Eigentlich boomte Georg Friedrich Händel schon immer. Schließlich durften sein »Largo«, sein Messias-»Hallelujah« oder seine »Feuerwerksmusik « noch nie auf einem repräsentativen Barocksampler fehlen. Doch mittlerweile ist ein regelrechter Händelruck durch den Klassikbetrieb gegangen. »Das hängt mit der Sehnsucht nach einer melodischen Linie, aber auch mit einem Bedürfnis nach Harmonie zusammen«, so Hans- Georg Hofmanns Überlegungen zur aktuellen Händelmode. »Händels Musik äußert sich bei all ihrer Komplexität als eine klare Sprache der Leidenschaften – und damit spricht sie uns gestresste und vom Medienzeitalter beeinflusste Menschen vielleicht mehr an als andere Musik.« Ganz falsch liegt Hofmann damit wohl nicht. Immerhin verstreicht in Deutschland keine Opernsaison mehr ohne eine neue Händelproduktion. Und kaum ein Monat scheint zu vergehen, in dem nicht ein Arienrezital veröffentlicht wird. Doch natürlich schlummert in dem riesigen Händelfundus mit seinen allein rund 2.000 Arien, die sich u.a. auf knapp 80 Opern, Oratorien, Oden und Serenaden verteilen, noch vieles Unbekannte. Was gerade bei einem eingefleischten Händelfan wie Hofmann entsprechende Glücksgefühle auslöst. Denn er besitzt nicht nur die nötige musikwissenschaftliche Spürnase, die schon während seiner Studentenzeit am Hallenser Händelhaus ausgebildet wurde. Als Konzertdramaturg beim Kammerorchester Basel kann der 39-Jährige seit nunmehr sieben Jahren die neuesten Händelerkenntnisse sofort in die musikalische Praxis umsetzen lassen. 2004 war das so, als er mit dem Dirigenten Paul Goodwin die erste Aufführung von Händels Oper »Lotario« nach 300 Jahren ermöglichte.
Und nachdem die Krönungsoper »Riccardo Primo« im letzten Jahr während der Händelfestspiele in Halle präsentiert worden ist, liegt jetzt die Ersteinspielung der zweiten Fassung auf der Basis der Neuen Hallischen Händel- Ausgabe vor.

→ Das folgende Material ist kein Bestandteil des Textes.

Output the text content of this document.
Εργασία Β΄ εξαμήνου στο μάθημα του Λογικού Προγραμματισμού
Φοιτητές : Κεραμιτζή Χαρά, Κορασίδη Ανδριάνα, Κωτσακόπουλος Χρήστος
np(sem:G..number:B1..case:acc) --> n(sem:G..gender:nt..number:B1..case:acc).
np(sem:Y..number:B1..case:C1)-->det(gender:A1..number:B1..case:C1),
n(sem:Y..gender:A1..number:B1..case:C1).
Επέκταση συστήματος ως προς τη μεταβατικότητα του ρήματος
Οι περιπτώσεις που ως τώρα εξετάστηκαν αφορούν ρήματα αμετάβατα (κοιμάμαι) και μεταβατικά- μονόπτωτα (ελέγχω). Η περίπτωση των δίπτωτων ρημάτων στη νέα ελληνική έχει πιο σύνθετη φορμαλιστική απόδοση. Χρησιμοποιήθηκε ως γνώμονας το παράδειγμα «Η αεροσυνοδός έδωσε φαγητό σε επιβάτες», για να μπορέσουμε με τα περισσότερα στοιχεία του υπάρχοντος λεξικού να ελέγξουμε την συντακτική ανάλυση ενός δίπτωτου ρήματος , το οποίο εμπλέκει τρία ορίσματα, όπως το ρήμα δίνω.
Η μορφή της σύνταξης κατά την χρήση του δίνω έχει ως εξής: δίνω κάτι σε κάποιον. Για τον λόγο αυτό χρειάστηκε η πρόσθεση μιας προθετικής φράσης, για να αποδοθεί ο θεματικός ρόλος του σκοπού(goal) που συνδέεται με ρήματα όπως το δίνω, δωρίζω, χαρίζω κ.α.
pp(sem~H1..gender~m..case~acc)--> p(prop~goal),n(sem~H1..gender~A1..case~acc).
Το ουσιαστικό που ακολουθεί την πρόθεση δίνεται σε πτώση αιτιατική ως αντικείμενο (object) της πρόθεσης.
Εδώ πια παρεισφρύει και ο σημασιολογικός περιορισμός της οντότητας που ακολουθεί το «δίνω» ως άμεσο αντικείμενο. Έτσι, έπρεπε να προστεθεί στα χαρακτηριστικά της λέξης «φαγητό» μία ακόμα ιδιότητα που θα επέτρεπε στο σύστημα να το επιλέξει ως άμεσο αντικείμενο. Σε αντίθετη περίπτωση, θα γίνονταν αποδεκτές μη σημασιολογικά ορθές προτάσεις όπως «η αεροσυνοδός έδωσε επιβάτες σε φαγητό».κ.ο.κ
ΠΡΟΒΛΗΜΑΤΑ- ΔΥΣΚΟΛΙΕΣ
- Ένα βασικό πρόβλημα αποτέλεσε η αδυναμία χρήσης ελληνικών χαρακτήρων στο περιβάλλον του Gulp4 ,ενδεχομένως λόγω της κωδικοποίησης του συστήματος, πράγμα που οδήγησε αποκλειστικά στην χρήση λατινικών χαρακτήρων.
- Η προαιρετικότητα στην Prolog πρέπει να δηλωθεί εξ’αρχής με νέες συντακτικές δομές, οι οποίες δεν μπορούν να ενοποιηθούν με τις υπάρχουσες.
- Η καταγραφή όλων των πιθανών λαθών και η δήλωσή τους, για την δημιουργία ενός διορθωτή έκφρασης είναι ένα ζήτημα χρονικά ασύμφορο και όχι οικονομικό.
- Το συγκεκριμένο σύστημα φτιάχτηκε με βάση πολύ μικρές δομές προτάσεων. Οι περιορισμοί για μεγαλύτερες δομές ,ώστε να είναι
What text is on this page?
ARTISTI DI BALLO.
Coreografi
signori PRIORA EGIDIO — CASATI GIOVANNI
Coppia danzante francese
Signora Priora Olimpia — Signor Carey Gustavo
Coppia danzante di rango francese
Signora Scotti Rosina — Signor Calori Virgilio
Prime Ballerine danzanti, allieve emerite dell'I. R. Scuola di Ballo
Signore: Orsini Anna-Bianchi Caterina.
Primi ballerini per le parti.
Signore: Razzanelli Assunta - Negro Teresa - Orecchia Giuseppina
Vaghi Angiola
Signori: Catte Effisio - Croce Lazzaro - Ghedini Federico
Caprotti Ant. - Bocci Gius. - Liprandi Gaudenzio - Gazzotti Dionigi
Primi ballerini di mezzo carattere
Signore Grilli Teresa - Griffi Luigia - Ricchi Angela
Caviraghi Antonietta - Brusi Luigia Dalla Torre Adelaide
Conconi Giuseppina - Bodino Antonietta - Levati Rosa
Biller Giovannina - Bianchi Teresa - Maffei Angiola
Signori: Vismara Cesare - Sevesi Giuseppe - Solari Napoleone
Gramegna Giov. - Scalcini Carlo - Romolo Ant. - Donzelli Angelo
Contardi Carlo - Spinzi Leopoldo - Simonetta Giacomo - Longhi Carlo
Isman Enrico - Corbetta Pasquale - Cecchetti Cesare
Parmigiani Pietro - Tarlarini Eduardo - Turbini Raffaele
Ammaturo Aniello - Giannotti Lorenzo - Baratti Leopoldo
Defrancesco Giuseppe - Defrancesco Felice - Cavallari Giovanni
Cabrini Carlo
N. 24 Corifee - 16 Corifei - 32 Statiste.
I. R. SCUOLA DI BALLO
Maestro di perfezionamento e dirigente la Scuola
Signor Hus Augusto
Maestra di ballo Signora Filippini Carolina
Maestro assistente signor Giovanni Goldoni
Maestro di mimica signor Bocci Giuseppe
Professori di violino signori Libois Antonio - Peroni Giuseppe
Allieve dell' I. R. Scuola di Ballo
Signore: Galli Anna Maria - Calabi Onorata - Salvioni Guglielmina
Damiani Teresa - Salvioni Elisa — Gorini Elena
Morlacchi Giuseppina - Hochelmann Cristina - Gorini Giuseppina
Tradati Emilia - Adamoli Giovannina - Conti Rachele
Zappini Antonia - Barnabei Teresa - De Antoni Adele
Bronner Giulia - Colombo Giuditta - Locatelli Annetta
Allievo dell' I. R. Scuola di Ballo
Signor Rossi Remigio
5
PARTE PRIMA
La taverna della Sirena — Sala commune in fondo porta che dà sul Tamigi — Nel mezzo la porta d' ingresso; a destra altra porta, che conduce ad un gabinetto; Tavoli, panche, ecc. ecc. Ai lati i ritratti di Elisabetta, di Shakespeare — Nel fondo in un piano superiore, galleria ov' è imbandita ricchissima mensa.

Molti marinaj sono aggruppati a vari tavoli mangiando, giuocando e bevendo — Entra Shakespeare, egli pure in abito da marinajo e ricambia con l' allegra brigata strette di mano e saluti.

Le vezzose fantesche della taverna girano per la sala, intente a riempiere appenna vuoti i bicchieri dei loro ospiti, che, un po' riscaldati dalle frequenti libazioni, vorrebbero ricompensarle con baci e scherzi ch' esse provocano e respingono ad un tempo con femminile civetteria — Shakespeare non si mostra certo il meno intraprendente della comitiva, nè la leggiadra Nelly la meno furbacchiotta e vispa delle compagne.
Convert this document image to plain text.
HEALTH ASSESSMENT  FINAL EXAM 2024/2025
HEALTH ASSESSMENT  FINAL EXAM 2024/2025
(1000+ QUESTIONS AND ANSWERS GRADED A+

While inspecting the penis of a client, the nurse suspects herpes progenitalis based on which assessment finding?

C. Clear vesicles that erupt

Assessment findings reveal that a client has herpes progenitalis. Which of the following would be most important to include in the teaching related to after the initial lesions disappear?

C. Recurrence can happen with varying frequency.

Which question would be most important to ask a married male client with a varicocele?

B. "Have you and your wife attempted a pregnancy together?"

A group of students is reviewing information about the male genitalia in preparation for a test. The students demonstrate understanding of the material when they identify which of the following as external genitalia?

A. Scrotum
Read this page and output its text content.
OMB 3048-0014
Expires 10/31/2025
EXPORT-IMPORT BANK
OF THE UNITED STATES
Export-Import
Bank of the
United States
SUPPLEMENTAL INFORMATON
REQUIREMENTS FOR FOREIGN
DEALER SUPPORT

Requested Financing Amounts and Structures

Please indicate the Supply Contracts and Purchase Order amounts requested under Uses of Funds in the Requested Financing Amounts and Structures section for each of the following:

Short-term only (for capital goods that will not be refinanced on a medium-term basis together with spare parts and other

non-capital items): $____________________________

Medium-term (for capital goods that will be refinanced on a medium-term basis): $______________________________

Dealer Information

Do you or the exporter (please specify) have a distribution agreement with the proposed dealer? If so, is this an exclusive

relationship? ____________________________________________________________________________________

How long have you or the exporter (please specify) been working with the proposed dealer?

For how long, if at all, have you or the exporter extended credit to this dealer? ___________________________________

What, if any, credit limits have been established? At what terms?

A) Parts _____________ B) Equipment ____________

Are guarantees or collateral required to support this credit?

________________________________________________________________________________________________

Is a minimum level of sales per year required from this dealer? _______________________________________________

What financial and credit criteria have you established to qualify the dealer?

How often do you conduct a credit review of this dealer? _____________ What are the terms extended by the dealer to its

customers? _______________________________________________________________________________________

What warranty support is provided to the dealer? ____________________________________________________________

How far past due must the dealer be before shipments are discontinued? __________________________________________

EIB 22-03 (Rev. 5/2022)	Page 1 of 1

Hofmann: »Beim Riccardo ist die Entstehungsgeschichte interessant. Es gibt ja eigentlich zwei ‚Riccardo Primo’-Fassungen. Händel schrieb ihn 1727 ursprünglich für König George I. Nachdem der englische König aber auf dem Weg nach Hannover gestorben war und sich zudem bei den Proben die beiden Diven Faustina Bordoni und Francesca Cuzzoni im wahrsten Sinne des Wortes in die Haare geraten waren, schrieb Händel das Stück ein halbes Jahr später für die Krönung des neuen Königs noch mal um. Speziell der letzte Akt ist in der Instrumentierung wesentlich farbiger und dramatischer gestaltet. Mit den Trompeten, Pauken und den Flöten, die von der Piccoloflöte bis zur Flauto Basso reichen.«
Neben der ebenfalls mit Goodwin realisierten Aufnahme hat Hofmann aber gleich noch höchstselbst ein Projekt für den Countertenor Lawrence Zazzo und die Sopranistin Nuria Rial zusammengestellt, das Liebesduette aus kaum bekannten Opern von Händel vereint. So sehr Hofmanns ausgeprägte Entdeckerantennen einerseits sogar bis zu Schönberg reichen, so müssen es andererseits nicht immer nur bislang mächtig verstaubte Partituren sein. »Man kann so viel entdecken, wenn man in den Quellen liest, wie und mit welcher Besetzung die Werke aufgeführt worden sind. Man hat zwar wie beim ›Riccardo‹ nicht die Originalbesetzung, aber eine großzügige Orchesterbesetzung – womit alles einen voluminösen Sound, alles einen ganz anderen Swing und Drive bekommt.« Solche Überraschungseffekte will Hofmann zukünftig jedoch nicht nur dem Opern-, sondern auch dem Instrumentalkomponisten Händel entlocken. »Corellis Concerti Grossi wurden damals in Rom mit 24 Gei gen und ebenso vielen Continuo-Instrumenten aufgeführt. Wenn man die se Aufführungspraxis auf die Concerti Grossi von Händel übertragen oder die Besetzung von Händels Londoner Opernorchester übernehmen würde, könnte man auch da ein altes, neues Händelbild kreieren.« Die Händelwelt wird daher noch länger via Basel blicken und hören.